Upon review, the Court finds that Plaintiff attempted to conciliate with Defendant Advance as to Bonnie Tracy. Plaintiff sent Defendant Advance a letter with attached determination and proposed Conciliation Agreement, to which Defendant Advance did not respond. The Sixth Circuit held that "once the employer rejects the conciliation attempts, the EEOC is free to file suit under Title VII." Keco, 748 F.2d at 1102. The record and, in particular, attorney Young's letter of September 1, 2004, does not indicate that Defendant Advance even responded to Plaintiff's attempt to conciliate. Additionally, this suit was not filed until September 30, 2004, approximately a month after Plaintiff attempted conciliation and allowed Defendant Advance more than the additional time requested on behalf of Defendant Applegate to respond to Plaintiff's conciliation attempt.
Defendant Advance also requests the Court to bar Plaintiff's recovery of damages as to the class of individuals because Plaintiff failed to specifically attempt conciliation as to the class of individuals. It is unclear from the record whether conciliation was attempted on behalf of "others similarly situated." Damages as to the class were not specifically outlined in the relief section of the proposed Conciliation Agreement. However, the agreement did provide that "the rigths of all unlocated persons entitled to specific relief as provided for under the terms of this Agreement are preserved." (Agreement at 1.) Furthermore, Plaintiff is not required to name the specific class members if Defendant could have "reasonably surmised" who the class would include — in this case, female employees and employees who were not members of Terry Applegate's church. See EEOC v. Dial Corp., 156 F. Supp. 2d 926, 942 (N.D. Ill. 2001). Therefore, the Court reserves determination of whether good faith conciliation was attempted by the Plaintiff on behalf of the "others similarly situated."

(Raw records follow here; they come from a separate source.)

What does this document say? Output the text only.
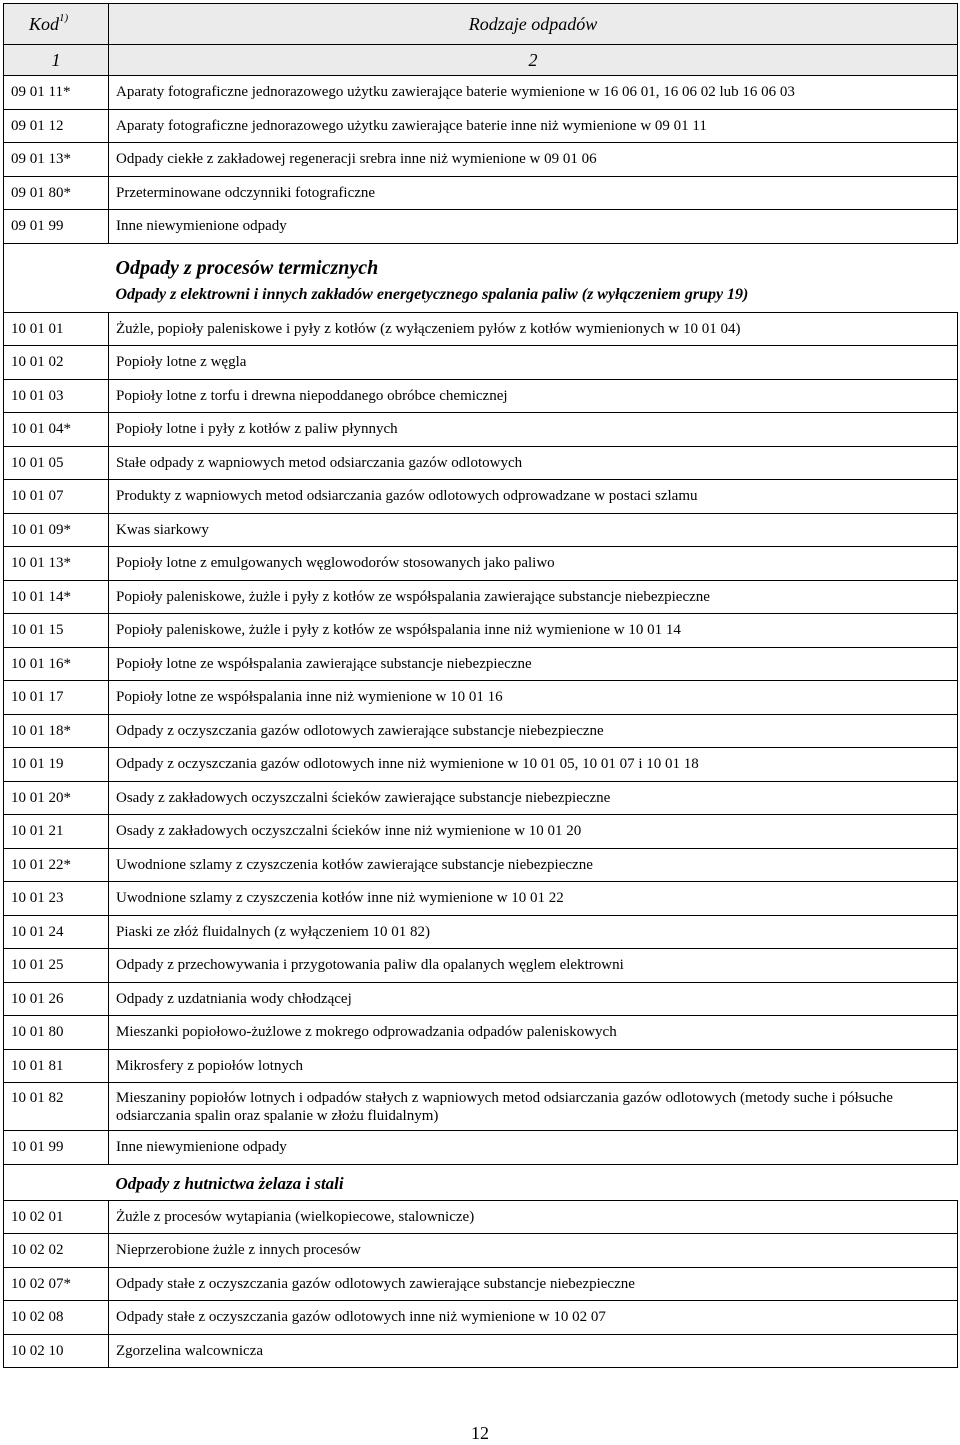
Kod$^{1)}$	Rodzaje odpadów
1	2
09 01 11*	Aparaty fotograficzne jednorazowego użytku zawierające baterie wymienione w 16 06 01, 16 06 02 lub 16 06 03
09 01 12	Aparaty fotograficzne jednorazowego użytku zawierające baterie inne niż wymienione w 09 01 11
09 01 13*	Odpady ciekłe z zakładowej regeneracji srebra inne niż wymienione w 09 01 06
09 01 80*	Przeterminowane odczynniki fotograficzne
09 01 99	Inne niewymienione odpady

	Odpady z procesów termicznych
Odpady z elektrowni i innych zakładów energetycznego spalania paliw (z wyłączeniem grupy 19)

10 01 01	Żużle, popioły paleniskowe i pyły z kotłów (z wyłączeniem pyłów z kotłów wymienionych w 10 01 04)
10 01 02	Popioły lotne z węgla
10 01 03	Popioły lotne z torfu i drewna niepoddanego obróbce chemicznej
10 01 04*	Popioły lotne i pyły z kotłów z paliw płynnych
10 01 05	Stałe odpady z wapniowych metod odsiarczania gazów odlotowych
10 01 07	Produkty z wapniowych metod odsiarczania gazów odlotowych odprowadzane w postaci szlamu
10 01 09*	Kwas siarkowy
10 01 13*	Popioły lotne z emulgowanych węglowodorów stosowanych jako paliwo
10 01 14*	Popioły paleniskowe, żużle i pyły z kotłów ze współspalania zawierające substancje niebezpieczne
10 01 15	Popioły paleniskowe, żużle i pyły z kotłów ze współspalania inne niż wymienione w 10 01 14
10 01 16*	Popioły lotne ze współspalania zawierające substancje niebezpieczne
10 01 17	Popioły lotne ze współspalania inne niż wymienione w 10 01 16
10 01 18*	Odpady z oczyszczania gazów odlotowych zawierające substancje niebezpieczne
10 01 19	Odpady z oczyszczania gazów odlotowych inne niż wymienione w 10 01 05, 10 01 07 i 10 01 18
10 01 20*	Osady z zakładowych oczyszczalni ścieków zawierające substancje niebezpieczne
10 01 21	Osady z zakładowych oczyszczalni ścieków inne niż wymienione w 10 01 20
10 01 22*	Uwodnione szlamy z czyszczenia kotłów zawierające substancje niebezpieczne
10 01 23	Uwodnione szlamy z czyszczenia kotłów inne niż wymienione w 10 01 22
10 01 24	Piaski ze złóż fluidalnych (z wyłączeniem 10 01 82)
10 01 25	Odpady z przechowywania i przygotowania paliw dla opalanych węglem elektrowni
10 01 26	Odpady z uzdatniania wody chłodzącej
10 01 80	Mieszanki popiołowo-żużlowe z mokrego odprowadzania odpadów paleniskowych
10 01 81	Mikrosfery z popiołów lotnych
10 01 82	Mieszaniny popiołów lotnych i odpadów stałych z wapniowych metod odsiarczania gazów odlotowych (metody suche i półsuche odsiarczania spalin oraz spalanie w złożu fluidalnym)
10 01 99	Inne niewymienione odpady

	Odpady z hutnictwa żelaza i stali

10 02 01	Żużle z procesów wytapiania (wielkopiecowe, stalownicze)
10 02 02	Nieprzerobione żużle z innych procesów
10 02 07*	Odpady stałe z oczyszczania gazów odlotowych zawierające substancje niebezpieczne
10 02 08	Odpady stałe z oczyszczania gazów odlotowych inne niż wymienione w 10 02 07
10 02 10	Zgorzelina walcownicza
12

C. Patrick Bliesner and Michael Mellon
Defendant Advance requests the Court to dismiss the claims of Patrick Bliesner and Michael Mellon. (Def.'s Br. at 7.) As to Patrick Bliesner, Plaintiff indicates it will not be pursuing a claim on his behalf. (Pl.'s Br. at 6.) Therefore, the Court will dismiss the claims of Patrick Bliesner.
As to Michael Mellon, Plaintiff concedes that Defendant Advance is not liable for damages to Mellon. Therefore, the Court will dismiss the claims of Michael Mellon as to Defendant Advance only. The Court reserves determination of Mellon's claims against Defendant Applegate.
IV. Conclusion
For the above reasons, Defendant's Motion for summary judgment will be granted in part and denied in part.
An Order and Partial Judgment in accordance with this Opinion shall issue.